- Born: 15 May
- Occupations: Voice actress; singer;
- Years active: 2018–present
- Employer: I'm Enterprise
- Notable work: Gakuen Idolmaster as Rinami Himesaki; A Wild Last Boss Appeared! as Dina;

= Yuri Usui =

Japanese voice actress and singer

Yuri Usui (薄井 友里, Usui Yuri) is a Japanese voice actress and singer from Tokyo, affiliated with I'm Enterprise. She has starred as Rinami Himesaki in Gakuen Idolmaster and Dina in A Wild Last Boss Appeared!.

==Biography==
Yuri Usui, a native of Tokyo, was born on 15 May. Already interested in anime, she became interested in voice acting after watching a series recommended by a friend of hers; she was particularly drawn to Rumi Okubo voicing two lead characters in different anime with different personalities. In a 2026 Seiyū Grand Prix interview, she recalled that she was "a complete amateur" without any drama club experience.

Usui joined I'm Enterprise on 1 April 2018, during her first year of training at the Japan Narration Acting Institute. That same year, she made her voice acting debut playing Sanada-honjō and Arioka-jō in Shirohime Quest. Concurrent with her first few years at the agency, she continued her training at the Japan Narration Acting Institute due to agency policy, reaching a total of six years, including voluntary classes.

In March 2024, it was announced Usui would star as Rinami Himesaki, a major character of Gakuen Idolmaster, a spinoff of The Idolmaster franchise. She had become a fan of the franchise while she was a student, being drawn to the technology behind the dancing idol scenes and the character Makoto Kikuchi, and following several auditions for Idolmaster characters, tried out for the role after seeing her "younger big sister/onee-san figure" nature despite her lack of experience with "big sister"/onee-san roles in general. Her Idolmaster single, "Clumsy Trick", charted at #29 at the Oricon Digital Singles Chart and #36 at the Billboard Japan Download Songs Chart. She credited Rinami as a "comrade-in-arms" who helped broaden her own acting range. In May 2026, she appeared with Hololive VTuber La+ Darknesss at the latter's Lap-sama Daikaihō 2026 birthday concert, reprising her role as Rinami.

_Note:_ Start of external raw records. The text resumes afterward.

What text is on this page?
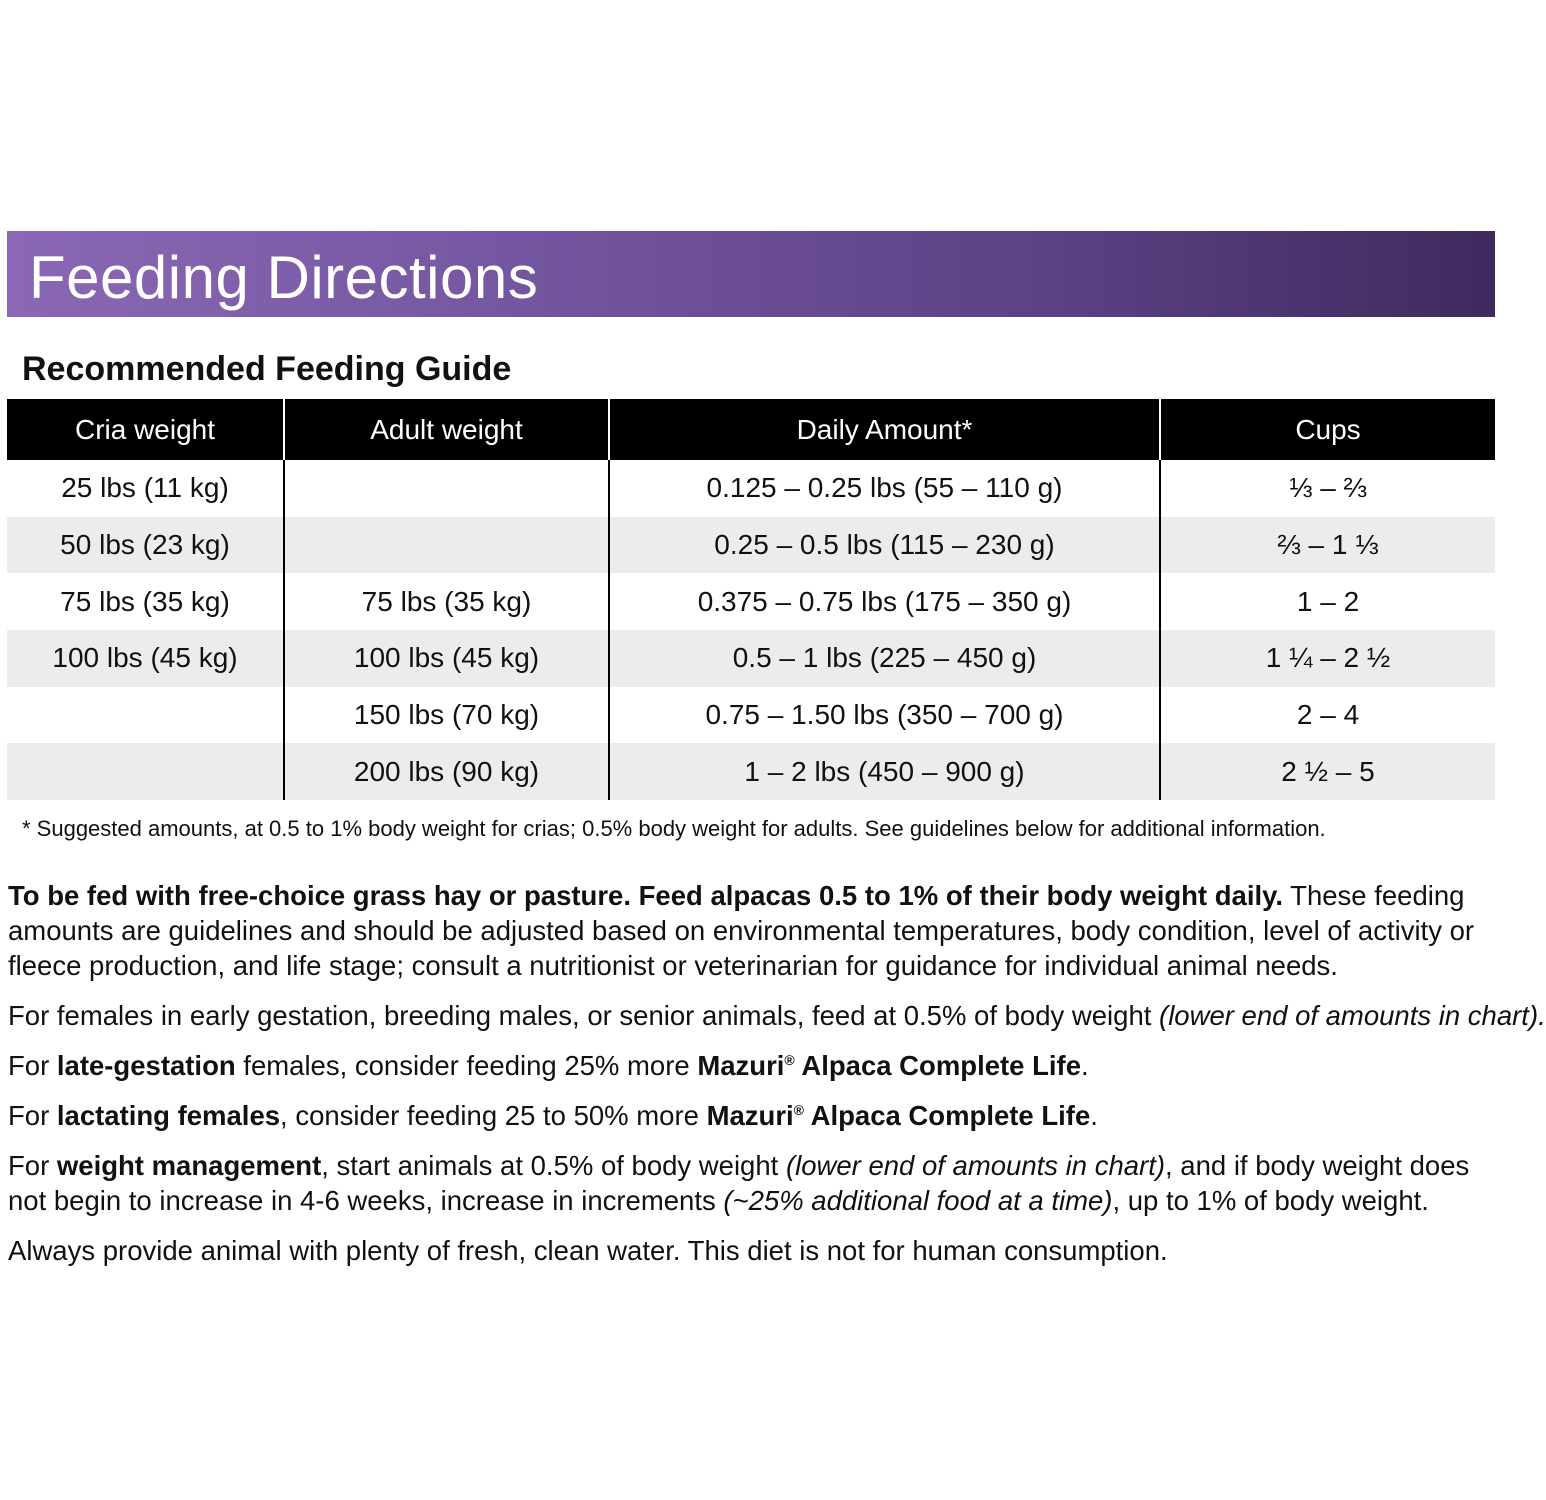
Feeding Directions
Recommended Feeding Guide
Cria weight	Adult weight	Daily Amount*	Cups
25 lbs (11 kg)		0.125 – 0.25 lbs (55 – 110 g)	⅓ – ⅔
50 lbs (23 kg)		0.25 – 0.5 lbs (115 – 230 g)	⅔ – 1 ⅓
75 lbs (35 kg)	75 lbs (35 kg)	0.375 – 0.75 lbs (175 – 350 g)	1 – 2
100 lbs (45 kg)	100 lbs (45 kg)	0.5 – 1 lbs (225 – 450 g)	1 ¼ – 2 ½
	150 lbs (70 kg)	0.75 – 1.50 lbs (350 – 700 g)	2 – 4
	200 lbs (90 kg)	1 – 2 lbs (450 – 900 g)	2 ½ – 5
* Suggested amounts, at 0.5 to 1% body weight for crias; 0.5% body weight for adults. See guidelines below for additional information.
To be fed with free-choice grass hay or pasture. Feed alpacas 0.5 to 1% of their body weight daily. These feeding amounts are guidelines and should be adjusted based on environmental temperatures, body condition, level of activity or fleece production, and life stage; consult a nutritionist or veterinarian for guidance for individual animal needs.
For females in early gestation, breeding males, or senior animals, feed at 0.5% of body weight (lower end of amounts in chart).
For late-gestation females, consider feeding 25% more Mazuri® Alpaca Complete Life.
For lactating females, consider feeding 25 to 50% more Mazuri® Alpaca Complete Life.
For weight management, start animals at 0.5% of body weight (lower end of amounts in chart), and if body weight does not begin to increase in 4-6 weeks, increase in increments (~25% additional food at a time), up to 1% of body weight.
Always provide animal with plenty of fresh, clean water. This diet is not for human consumption.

In 2025, Usui starred as Dina in the A Wild Last Boss Appeared! anime. She had initially expected the character to be "a classic, straightforward heroine" based on the design, but found her very comedic and used a liberal voice range.

Usui is an avid player of Minecraft and Street Fighter 6. She also holds a nutritionist license.

==Filmography==
===Television animation===

| Year | Title | Role | Ref |
|---|---|---|---|
| 2024 | 2.5 Dimensional Seduction | High School Student |  |
| 2025 | A Wild Last Boss Appeared! | Dina |  |

===Video games===

| Year | Title | Role | Ref |
|---|---|---|---|
| 2021 | Cookie Run: Kingdom | Pom-Pom Dough Cookie |  |
| 2022 | Echocalypse: Scarlet Covenant | Raven |  |
| 2024 | Gakuen Idolmaster | Rinami Himesaki |  |
| 2026 | 100% Orange Juice | Rinse |  |

==Discography==

| Title | Year | Peak chart positions |  | Album |
| JPN Dig. | JPN DL |
| "Clumsy Trick" | 2024 | 29 | 36 | Non-album single |
"—" denotes releases that did not chart or were not released in that region.